“Mujer virtuosa, ¿quién la halará? Se levantarán sus hijos y la llaman bienaventurada” (Prov. 31:10, 28).
Es imposible para mí escribir acerca de la mujer que combina los valores femeninos de madre y esposa hija, por un lado, y profesionalidad por el otro, sin acordarme de mi madre que fue ejemplar en las dos cosas. Era una mujer muy adelantada por sus tiempos. Trabajaba como secretaria, luego maestra y finalmente como profesora universitaria mientras criaba cuatro hijos y mantenía una casa. De soltera sacó una carrera universitaria y veinte años más tarde volvió a la universidad para sacar otra en educación para tener un horario que le permitiría estar más tiempo en casa con sus hijos. Era muy complicado combinar la profesión y el hogar, pero siempre tenía claro sus prioridades. No nos quedaba ninguna duda que éramos amados. No obstante, mi madre acusaba la tensión entre sus dos vidas, volcándose alma y cuerpo en cada una de ellas. Como secretaría era excelente, como maestra muy amada, como profesora universitaria valorada por todos sus alumnos por la ayuda personal que daba a cada uno. Terminó su carrera con un alto reconocimiento de un “eméritus award” (galardón de mérito), del cual siempre estaba muy orgullosa.
Mi madre era una mujer muy sociable. Participaba en asociaciones para padres en nuestros colegios, en actividades en la iglesia, y círculos literarios, grupos de ocio para matrimonios, y a nosotros nos llevaba a deportes, visitas semanales a la biblioteca, Boy Scouts y Girl Scouts, asociaciones para niños, clases de baile, museos, y al Club de Buenas Nuevas, donde yo me convertí. Ella conoció al Señor cuando yo ya había salido de casa, y desde entonces su vida dio un cambió enorme en cuanto a su concepto de la vida, hábitos y amistades. Mis padres iban a reuniones en las casas donde hicieron amistades para toda la vida. Nosotros nos reíamos diciendo de mi madre que tenía 50 amistades íntimas, porque siempre estaba al teléfono.

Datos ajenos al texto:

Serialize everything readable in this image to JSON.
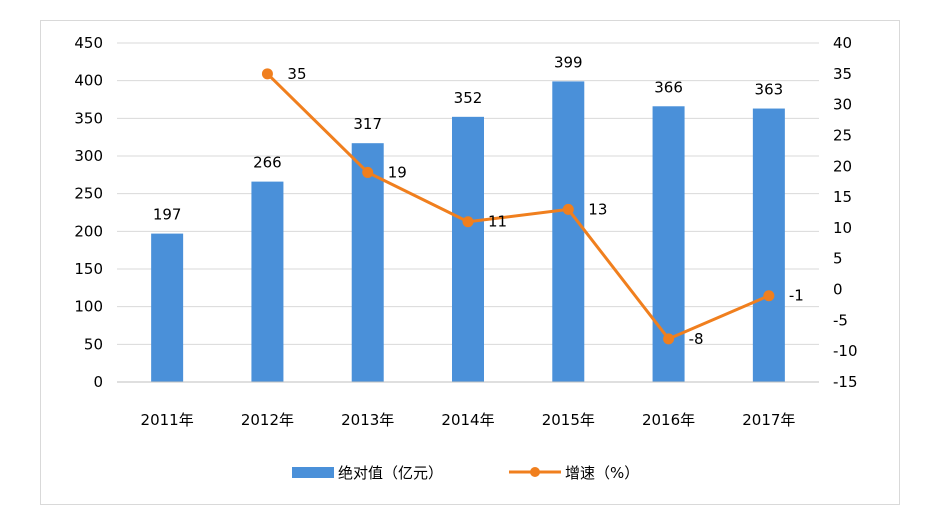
{
  "chart_data": {
    "type": "bar",
    "categories": [
      "2011年",
      "2012年",
      "2013年",
      "2014年",
      "2015年",
      "2016年",
      "2017年"
    ],
    "series": [
      {
        "name": "绝对值（亿元）",
        "type": "bar",
        "axis": "left",
        "color": "#4a90d9",
        "values": [
          197,
          266,
          317,
          352,
          399,
          366,
          363
        ],
        "data_labels": [
          "197",
          "266",
          "317",
          "352",
          "399",
          "366",
          "363"
        ]
      },
      {
        "name": "增速（%）",
        "type": "line",
        "axis": "right",
        "color": "#f07f1e",
        "values": [
          null,
          35,
          19,
          11,
          13,
          -8,
          -1
        ],
        "data_labels": [
          "",
          "35",
          "19",
          "11",
          "13",
          "-8",
          "-1"
        ]
      }
    ],
    "y_left": {
      "ylim": [
        0,
        450
      ],
      "ticks": [
        "0",
        "50",
        "100",
        "150",
        "200",
        "250",
        "300",
        "350",
        "400",
        "450"
      ]
    },
    "y_right": {
      "ylim": [
        -15,
        40
      ],
      "ticks": [
        "-15",
        "-10",
        "-5",
        "0",
        "5",
        "10",
        "15",
        "20",
        "25",
        "30",
        "35",
        "40"
      ]
    },
    "grid": true,
    "legend_position": "bottom"
  }
}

Tenía un corazón compasivo para los pobres, los enfermos, y la gente que se encontraba sola. Contribuía a organizaciones misioneras y muchas otras caridades, como la asociación contra la leucemia, cáncer, lesionados de guerra, y otros que no supimos nada de ellos hasta que ella falleció y recibíamos la correspondencia. Siempre teníamos invitados en casa e incluía en estas ocasiones a otros que no tenían muchos amigos para que hiciesen amistades. Con más de 90 años lo seguía haciendo. Aun después de jubilada seguía ayudando a jóvenes con sus entrevistas de trabajo y a otros con sus estudios. ¡Con esta edad seguía corrigiendo trabajos de los estudiantes de mi hermana, también profesora universitaria!

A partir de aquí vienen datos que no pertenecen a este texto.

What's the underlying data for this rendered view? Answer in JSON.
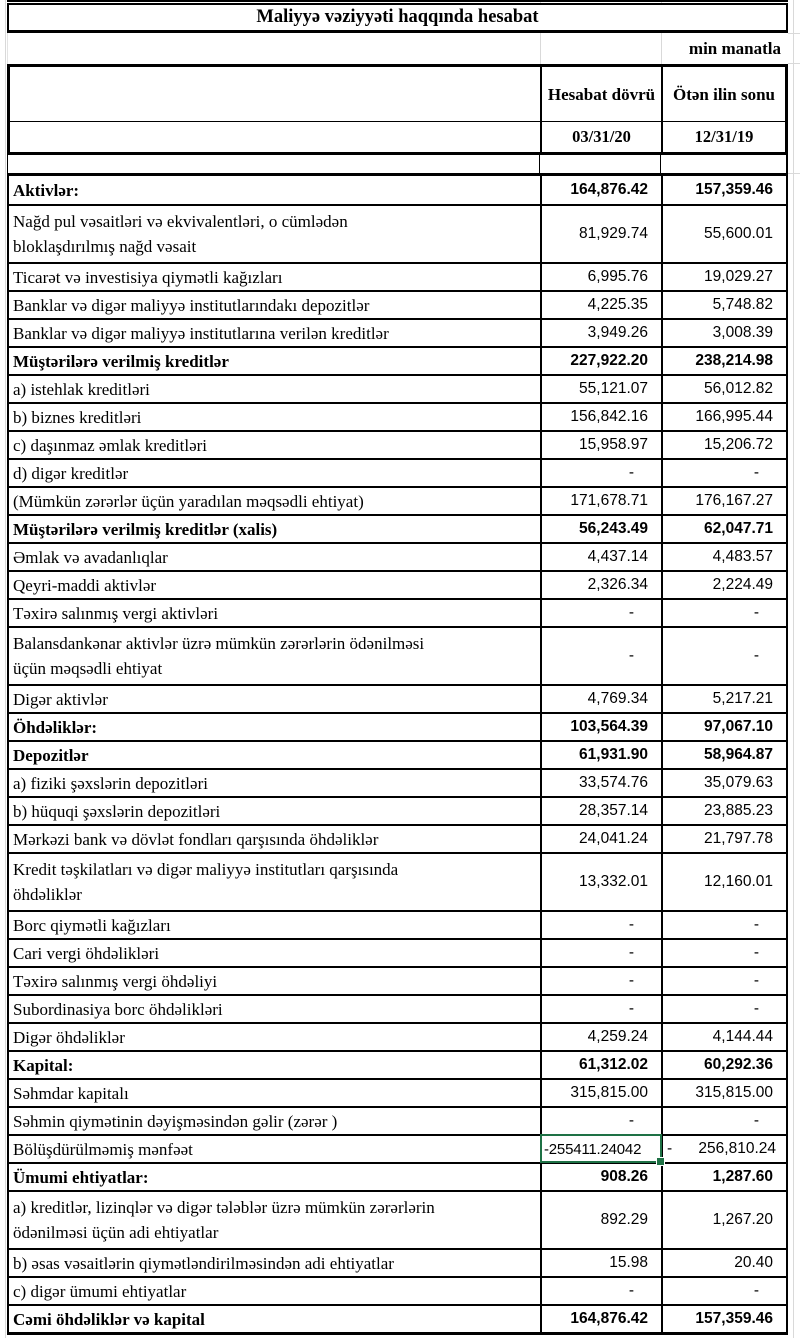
{
  "header": {
    "title": "Maliyyə vəziyyəti haqqında hesabat",
    "unit_note": "min manatla",
    "col_current": "Hesabat dövrü",
    "col_prior": "Ötən ilin sonu",
    "date_current": "03/31/20",
    "date_prior": "12/31/19"
  },
  "colors": {
    "selection_green": "#1E7145",
    "border_black": "#000000",
    "gridline_gray": "#D9D9D9"
  },
  "selection": {
    "cell_row_label": "Bölüşdürülməmiş mənfəət",
    "value": "-255411.24042"
  },
  "rows": [
    {
      "label": "Aktivlər:",
      "v1": "164,876.42",
      "v2": "157,359.46",
      "bold": true
    },
    {
      "label": "Nağd pul vəsaitləri və ekvivalentləri, o cümlədən\nbloklaşdırılmış nağd vəsait",
      "v1": "81,929.74",
      "v2": "55,600.01",
      "tall": true
    },
    {
      "label": "Ticarət və investisiya qiymətli kağızları",
      "v1": "6,995.76",
      "v2": "19,029.27"
    },
    {
      "label": "Banklar və digər maliyyə institutlarındakı depozitlər",
      "v1": "4,225.35",
      "v2": "5,748.82"
    },
    {
      "label": "Banklar və digər maliyyə institutlarına verilən kreditlər",
      "v1": "3,949.26",
      "v2": "3,008.39"
    },
    {
      "label": "Müştərilərə verilmiş kreditlər",
      "v1": "227,922.20",
      "v2": "238,214.98",
      "bold": true
    },
    {
      "label": "a) istehlak kreditləri",
      "v1": "55,121.07",
      "v2": "56,012.82"
    },
    {
      "label": "b) biznes kreditləri",
      "v1": "156,842.16",
      "v2": "166,995.44"
    },
    {
      "label": "c) daşınmaz əmlak kreditləri",
      "v1": "15,958.97",
      "v2": "15,206.72"
    },
    {
      "label": "d) digər kreditlər",
      "v1": "-",
      "v2": "-"
    },
    {
      "label": "(Mümkün zərərlər üçün yaradılan məqsədli ehtiyat)",
      "v1": "171,678.71",
      "v2": "176,167.27"
    },
    {
      "label": "Müştərilərə verilmiş kreditlər (xalis)",
      "v1": "56,243.49",
      "v2": "62,047.71",
      "bold": true
    },
    {
      "label": "Əmlak və avadanlıqlar",
      "v1": "4,437.14",
      "v2": "4,483.57"
    },
    {
      "label": "Qeyri-maddi aktivlər",
      "v1": "2,326.34",
      "v2": "2,224.49"
    },
    {
      "label": "Təxirə salınmış vergi aktivləri",
      "v1": "-",
      "v2": "-"
    },
    {
      "label": "Balansdankənar aktivlər üzrə mümkün zərərlərin ödənilməsi\nüçün məqsədli ehtiyat",
      "v1": "-",
      "v2": "-",
      "tall": true
    },
    {
      "label": "Digər aktivlər",
      "v1": "4,769.34",
      "v2": "5,217.21"
    },
    {
      "label": "Öhdəliklər:",
      "v1": "103,564.39",
      "v2": "97,067.10",
      "bold": true
    },
    {
      "label": "Depozitlər",
      "v1": "61,931.90",
      "v2": "58,964.87",
      "bold": true
    },
    {
      "label": "a) fiziki şəxslərin depozitləri",
      "v1": "33,574.76",
      "v2": "35,079.63"
    },
    {
      "label": "b) hüquqi şəxslərin depozitləri",
      "v1": "28,357.14",
      "v2": "23,885.23"
    },
    {
      "label": "Mərkəzi bank və dövlət fondları qarşısında öhdəliklər",
      "v1": "24,041.24",
      "v2": "21,797.78"
    },
    {
      "label": "Kredit təşkilatları və digər maliyyə institutları qarşısında\nöhdəliklər",
      "v1": "13,332.01",
      "v2": "12,160.01",
      "tall": true
    },
    {
      "label": "Borc qiymətli kağızları",
      "v1": "-",
      "v2": "-"
    },
    {
      "label": "Cari vergi öhdəlikləri",
      "v1": "-",
      "v2": "-"
    },
    {
      "label": "Təxirə salınmış vergi öhdəliyi",
      "v1": "-",
      "v2": "-"
    },
    {
      "label": "Subordinasiya borc öhdəlikləri",
      "v1": "-",
      "v2": "-"
    },
    {
      "label": "Digər öhdəliklər",
      "v1": "4,259.24",
      "v2": "4,144.44"
    },
    {
      "label": "Kapital:",
      "v1": "61,312.02",
      "v2": "60,292.36",
      "bold": true
    },
    {
      "label": "Səhmdar kapitalı",
      "v1": "315,815.00",
      "v2": "315,815.00"
    },
    {
      "label": "Səhmin qiymətinin dəyişməsindən gəlir (zərər )",
      "v1": "-",
      "v2": "-"
    },
    {
      "label": "Bölüşdürülməmiş mənfəət",
      "v1": "-255411.24042",
      "v1_selected": true,
      "v2": "256,810.24",
      "v2_minus": "-"
    },
    {
      "label": "Ümumi ehtiyatlar:",
      "v1": "908.26",
      "v2": "1,287.60",
      "bold": true
    },
    {
      "label": "a) kreditlər, lizinqlər və digər tələblər üzrə mümkün zərərlərin\nödənilməsi üçün adi ehtiyatlar",
      "v1": "892.29",
      "v2": "1,267.20",
      "tall": true
    },
    {
      "label": "b) əsas vəsaitlərin qiymətləndirilməsindən adi ehtiyatlar",
      "v1": "15.98",
      "v2": "20.40"
    },
    {
      "label": "c) digər ümumi ehtiyatlar",
      "v1": "-",
      "v2": "-"
    },
    {
      "label": "Cəmi öhdəliklər və kapital",
      "v1": "164,876.42",
      "v2": "157,359.46",
      "bold": true
    }
  ]
}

Emprendedora, animosa, positiva, motivada, entregada a cada uno de nosotros, esta era/es mi madre, una mujer de oración y amor para la gente. El Señor me dio el regalo de recuperar tiempo perdido con ella de pequeña, cuando ella trabajaba, ya de mayor cuando estaba un poco más asentada, por motivos de la edad. Murió tranquilamente en su casa con 96 años, los hijos y las cuidadoras alrededor de la cama encomendándola al Señor, a la mujer que nos había amado con pasión y apoyado en todas las facetas de nuestras vidas, siempre una fuente de ánimo e inspiración, y siempre recordada, una mujer profesional reconocida, pero por encima de de todo, una madre.